The number of Macedonian citizens returning from the EU under the readmission agreement is decreasing


The number of Macedonian citizens who have returned from EU countries under the readmission agreement is decreasing. According to the data of the Ministry of Interior, in 2019 1,300 persons were returned to the country, while in 2016 – 3,500 and in 2015 – 9,000. Most of these people are Roma.

The Standing Inquiry Committee for the Protection of Citizens’ Freedoms and Rights held a public debate today on the problems of returnees from EU countries under readmission agreements.

– We have reached concrete conclusions on the strengthening of the state policies regarding the citizens who are forcibly or voluntarily returning from the EU countries. They face specific problems in the areas of education, health, social protection, employment. The government has a 2010 program on this issue, but it has not been implemented. We demand that the government take concrete measures, said Fadil Zendeli, the chairman of the Standing Inquiry Committee.

Representative of the Ministry of Interior Snezana Trajanovska pointed out that the number of Macedonian citizens returned to the country in line with the EU readmission agreement has been decreasing in recent years, but also pointed out that this figure may not be real as some people return individually or cross border formalities like other passengers. Mostly, as she said, it is about Roma who return to the country after a longer or shorter stay.

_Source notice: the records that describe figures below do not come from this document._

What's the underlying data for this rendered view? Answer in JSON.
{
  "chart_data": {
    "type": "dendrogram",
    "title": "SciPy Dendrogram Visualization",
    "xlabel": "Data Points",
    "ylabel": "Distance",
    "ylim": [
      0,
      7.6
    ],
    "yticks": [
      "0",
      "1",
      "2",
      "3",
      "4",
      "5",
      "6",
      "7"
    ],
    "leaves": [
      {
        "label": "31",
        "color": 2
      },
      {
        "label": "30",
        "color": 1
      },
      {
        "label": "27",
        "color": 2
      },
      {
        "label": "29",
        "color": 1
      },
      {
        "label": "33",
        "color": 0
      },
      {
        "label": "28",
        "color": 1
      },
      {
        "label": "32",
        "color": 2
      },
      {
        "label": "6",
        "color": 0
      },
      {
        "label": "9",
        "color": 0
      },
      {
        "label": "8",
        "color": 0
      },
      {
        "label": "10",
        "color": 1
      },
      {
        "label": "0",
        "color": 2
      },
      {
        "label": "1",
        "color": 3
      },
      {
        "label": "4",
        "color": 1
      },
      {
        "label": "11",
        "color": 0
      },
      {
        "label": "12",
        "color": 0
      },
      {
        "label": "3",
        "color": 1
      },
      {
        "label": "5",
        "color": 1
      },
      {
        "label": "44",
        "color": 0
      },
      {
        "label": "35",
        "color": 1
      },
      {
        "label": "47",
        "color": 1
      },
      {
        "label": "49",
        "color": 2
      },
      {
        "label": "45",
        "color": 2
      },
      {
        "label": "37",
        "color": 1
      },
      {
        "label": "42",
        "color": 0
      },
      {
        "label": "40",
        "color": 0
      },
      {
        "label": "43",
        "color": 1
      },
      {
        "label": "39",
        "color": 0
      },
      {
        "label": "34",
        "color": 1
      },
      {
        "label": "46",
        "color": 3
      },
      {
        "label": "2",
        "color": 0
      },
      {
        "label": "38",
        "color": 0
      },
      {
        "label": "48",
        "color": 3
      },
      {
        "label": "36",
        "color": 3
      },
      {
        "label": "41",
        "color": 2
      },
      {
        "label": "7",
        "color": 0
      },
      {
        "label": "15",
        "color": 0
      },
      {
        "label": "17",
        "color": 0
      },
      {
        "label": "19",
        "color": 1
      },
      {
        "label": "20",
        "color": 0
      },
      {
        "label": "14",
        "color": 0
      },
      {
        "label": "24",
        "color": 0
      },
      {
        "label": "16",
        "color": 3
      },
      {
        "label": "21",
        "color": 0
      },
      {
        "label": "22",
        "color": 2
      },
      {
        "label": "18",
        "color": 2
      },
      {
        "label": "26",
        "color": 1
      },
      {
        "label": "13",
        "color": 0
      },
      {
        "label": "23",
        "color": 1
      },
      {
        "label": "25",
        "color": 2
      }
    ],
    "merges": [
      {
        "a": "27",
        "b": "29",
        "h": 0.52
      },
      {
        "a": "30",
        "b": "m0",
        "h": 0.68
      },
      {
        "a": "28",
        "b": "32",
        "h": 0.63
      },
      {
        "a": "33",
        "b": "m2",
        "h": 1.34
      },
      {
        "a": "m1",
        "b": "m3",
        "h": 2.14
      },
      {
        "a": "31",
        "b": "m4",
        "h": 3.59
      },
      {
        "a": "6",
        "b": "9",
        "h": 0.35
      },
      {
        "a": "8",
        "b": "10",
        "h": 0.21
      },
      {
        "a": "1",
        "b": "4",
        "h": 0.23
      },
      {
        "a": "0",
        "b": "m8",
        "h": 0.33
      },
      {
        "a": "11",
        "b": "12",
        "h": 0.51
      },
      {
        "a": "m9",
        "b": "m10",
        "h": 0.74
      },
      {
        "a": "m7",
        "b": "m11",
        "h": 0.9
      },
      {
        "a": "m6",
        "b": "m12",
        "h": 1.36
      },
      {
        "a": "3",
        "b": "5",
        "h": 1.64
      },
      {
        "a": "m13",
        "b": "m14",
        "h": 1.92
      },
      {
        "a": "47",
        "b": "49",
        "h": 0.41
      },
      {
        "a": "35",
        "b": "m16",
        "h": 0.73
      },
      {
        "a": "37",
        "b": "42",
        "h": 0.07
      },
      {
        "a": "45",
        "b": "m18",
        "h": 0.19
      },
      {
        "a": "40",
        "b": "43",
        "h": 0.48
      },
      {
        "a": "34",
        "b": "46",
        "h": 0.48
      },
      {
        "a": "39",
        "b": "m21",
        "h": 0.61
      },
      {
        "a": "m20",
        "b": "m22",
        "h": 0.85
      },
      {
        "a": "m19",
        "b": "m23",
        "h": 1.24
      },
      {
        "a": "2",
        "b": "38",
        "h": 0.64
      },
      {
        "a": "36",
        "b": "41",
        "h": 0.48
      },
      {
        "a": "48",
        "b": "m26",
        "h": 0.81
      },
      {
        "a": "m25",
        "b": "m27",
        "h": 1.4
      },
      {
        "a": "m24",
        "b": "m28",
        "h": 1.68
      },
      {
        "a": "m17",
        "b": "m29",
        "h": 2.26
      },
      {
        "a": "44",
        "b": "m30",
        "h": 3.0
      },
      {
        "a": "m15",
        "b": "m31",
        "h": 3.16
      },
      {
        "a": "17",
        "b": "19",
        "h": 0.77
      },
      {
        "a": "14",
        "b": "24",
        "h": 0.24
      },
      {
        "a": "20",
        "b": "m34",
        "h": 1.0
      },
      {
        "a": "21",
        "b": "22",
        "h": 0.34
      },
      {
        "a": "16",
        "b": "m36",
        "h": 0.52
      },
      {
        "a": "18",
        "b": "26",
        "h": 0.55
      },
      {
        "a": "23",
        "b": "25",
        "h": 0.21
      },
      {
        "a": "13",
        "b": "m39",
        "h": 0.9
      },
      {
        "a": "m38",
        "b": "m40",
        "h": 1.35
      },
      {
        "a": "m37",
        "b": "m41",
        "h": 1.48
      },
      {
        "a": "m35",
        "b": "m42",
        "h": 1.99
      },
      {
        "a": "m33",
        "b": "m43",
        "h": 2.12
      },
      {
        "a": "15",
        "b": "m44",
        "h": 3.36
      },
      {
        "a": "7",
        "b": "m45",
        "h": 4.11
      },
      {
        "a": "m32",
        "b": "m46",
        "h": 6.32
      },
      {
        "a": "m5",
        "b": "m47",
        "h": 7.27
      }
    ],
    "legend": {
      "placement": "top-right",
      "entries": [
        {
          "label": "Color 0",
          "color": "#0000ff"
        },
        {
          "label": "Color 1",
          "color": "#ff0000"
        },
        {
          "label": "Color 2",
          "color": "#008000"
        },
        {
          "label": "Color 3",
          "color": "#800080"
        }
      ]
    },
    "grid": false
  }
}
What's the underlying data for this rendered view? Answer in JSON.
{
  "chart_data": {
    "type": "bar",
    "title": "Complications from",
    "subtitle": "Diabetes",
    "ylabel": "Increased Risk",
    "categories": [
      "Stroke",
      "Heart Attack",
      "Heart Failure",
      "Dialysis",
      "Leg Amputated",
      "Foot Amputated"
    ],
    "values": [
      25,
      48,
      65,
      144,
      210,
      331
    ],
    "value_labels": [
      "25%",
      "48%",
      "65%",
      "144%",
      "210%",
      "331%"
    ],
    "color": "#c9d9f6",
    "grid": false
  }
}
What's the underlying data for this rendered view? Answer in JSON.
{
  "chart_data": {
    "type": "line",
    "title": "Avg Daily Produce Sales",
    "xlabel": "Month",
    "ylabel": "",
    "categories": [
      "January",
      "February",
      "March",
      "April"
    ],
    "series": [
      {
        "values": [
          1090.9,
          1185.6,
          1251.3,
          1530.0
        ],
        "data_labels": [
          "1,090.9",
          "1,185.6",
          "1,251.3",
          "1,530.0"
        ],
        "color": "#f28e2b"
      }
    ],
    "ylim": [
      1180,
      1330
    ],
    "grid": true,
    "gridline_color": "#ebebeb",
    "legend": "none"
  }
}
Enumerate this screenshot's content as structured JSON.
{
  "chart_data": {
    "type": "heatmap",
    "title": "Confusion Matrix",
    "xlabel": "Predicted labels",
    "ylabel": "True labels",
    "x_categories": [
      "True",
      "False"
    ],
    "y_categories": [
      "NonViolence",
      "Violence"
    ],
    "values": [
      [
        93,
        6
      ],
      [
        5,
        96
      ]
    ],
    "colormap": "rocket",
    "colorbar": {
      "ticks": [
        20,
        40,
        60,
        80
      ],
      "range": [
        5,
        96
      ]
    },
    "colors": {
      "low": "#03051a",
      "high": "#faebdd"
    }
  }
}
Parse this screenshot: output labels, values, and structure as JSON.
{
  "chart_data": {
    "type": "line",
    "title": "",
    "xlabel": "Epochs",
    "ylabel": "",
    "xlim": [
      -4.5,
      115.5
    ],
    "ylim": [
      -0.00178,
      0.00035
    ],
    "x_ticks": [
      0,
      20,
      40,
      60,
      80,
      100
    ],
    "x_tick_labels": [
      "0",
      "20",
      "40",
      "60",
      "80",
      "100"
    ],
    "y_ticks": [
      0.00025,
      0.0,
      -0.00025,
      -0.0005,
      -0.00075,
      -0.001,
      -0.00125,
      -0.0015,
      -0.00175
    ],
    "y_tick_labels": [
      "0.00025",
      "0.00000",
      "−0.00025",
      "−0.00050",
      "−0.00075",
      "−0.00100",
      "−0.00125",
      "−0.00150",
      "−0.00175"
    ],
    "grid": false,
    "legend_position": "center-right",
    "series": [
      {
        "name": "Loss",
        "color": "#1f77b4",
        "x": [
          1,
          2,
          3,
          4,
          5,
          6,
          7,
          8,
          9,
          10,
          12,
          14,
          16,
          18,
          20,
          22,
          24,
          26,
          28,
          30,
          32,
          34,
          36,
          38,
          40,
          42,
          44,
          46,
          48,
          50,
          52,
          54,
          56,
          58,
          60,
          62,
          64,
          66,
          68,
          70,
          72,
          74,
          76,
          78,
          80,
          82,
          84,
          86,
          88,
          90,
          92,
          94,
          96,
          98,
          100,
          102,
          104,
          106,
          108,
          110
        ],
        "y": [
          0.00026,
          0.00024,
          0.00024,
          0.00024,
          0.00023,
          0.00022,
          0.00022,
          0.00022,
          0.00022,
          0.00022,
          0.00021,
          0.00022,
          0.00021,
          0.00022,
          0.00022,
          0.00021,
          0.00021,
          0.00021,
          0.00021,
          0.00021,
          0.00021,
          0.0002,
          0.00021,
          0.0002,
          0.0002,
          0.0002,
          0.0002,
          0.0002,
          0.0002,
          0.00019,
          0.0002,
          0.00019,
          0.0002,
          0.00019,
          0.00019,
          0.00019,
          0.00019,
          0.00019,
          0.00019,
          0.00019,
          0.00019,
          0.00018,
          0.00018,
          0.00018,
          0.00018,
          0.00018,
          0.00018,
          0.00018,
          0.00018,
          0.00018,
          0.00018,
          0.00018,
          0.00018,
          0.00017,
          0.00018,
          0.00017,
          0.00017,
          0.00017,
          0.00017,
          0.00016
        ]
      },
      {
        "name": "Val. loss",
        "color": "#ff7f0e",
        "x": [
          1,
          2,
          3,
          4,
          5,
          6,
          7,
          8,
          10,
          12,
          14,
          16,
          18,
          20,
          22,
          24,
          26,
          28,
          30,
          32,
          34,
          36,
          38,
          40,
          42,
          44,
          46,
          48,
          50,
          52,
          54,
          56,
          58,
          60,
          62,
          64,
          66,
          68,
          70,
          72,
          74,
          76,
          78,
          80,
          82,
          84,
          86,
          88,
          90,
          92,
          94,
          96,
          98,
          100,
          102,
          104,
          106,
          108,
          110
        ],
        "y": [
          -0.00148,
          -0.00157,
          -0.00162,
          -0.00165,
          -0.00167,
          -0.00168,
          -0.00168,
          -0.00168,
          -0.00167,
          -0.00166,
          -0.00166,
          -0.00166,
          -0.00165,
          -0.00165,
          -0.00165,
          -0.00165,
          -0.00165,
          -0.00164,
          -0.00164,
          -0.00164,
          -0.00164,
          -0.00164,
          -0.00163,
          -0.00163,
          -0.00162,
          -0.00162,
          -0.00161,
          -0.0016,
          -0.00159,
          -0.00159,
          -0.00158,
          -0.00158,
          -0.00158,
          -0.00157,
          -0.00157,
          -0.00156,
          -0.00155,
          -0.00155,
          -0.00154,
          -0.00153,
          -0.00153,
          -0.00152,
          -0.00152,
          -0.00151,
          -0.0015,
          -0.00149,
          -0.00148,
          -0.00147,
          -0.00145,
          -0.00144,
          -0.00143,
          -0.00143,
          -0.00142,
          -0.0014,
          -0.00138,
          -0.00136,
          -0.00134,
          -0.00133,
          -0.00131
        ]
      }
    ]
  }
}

The last meeting of our representatives on this issue in Brussels was in September 2019. We have so far signed 25 readmission agreements, including the EU, and are in the process of readmission agreements with five more countries.

Minister in charge of Implementation of the Strategy for Improving the Situation of Roma Muzafer Bajram and Malinka Ristevska – Jordanova from the European Policy Institute emphasized that no matter how long these people return to the country, they should be immediately or promptly given their rights lost them when they left so they could integrate into the system sooner.

Ristevska – Jordanova said they needed immediate access to social protection, health services, education, employment benefits, or registration with the Employment Agency.

“Sometimes children lose years because of unrecognized education documents,” she said.

These persons, according to Ristevska – Jordanova, face discrimination after returning, but not only on ethnic but also on party basis.

Their recommendation is to have special teams to help these people. “The institutions are committed to their work, but there is no systematic approach,” she said.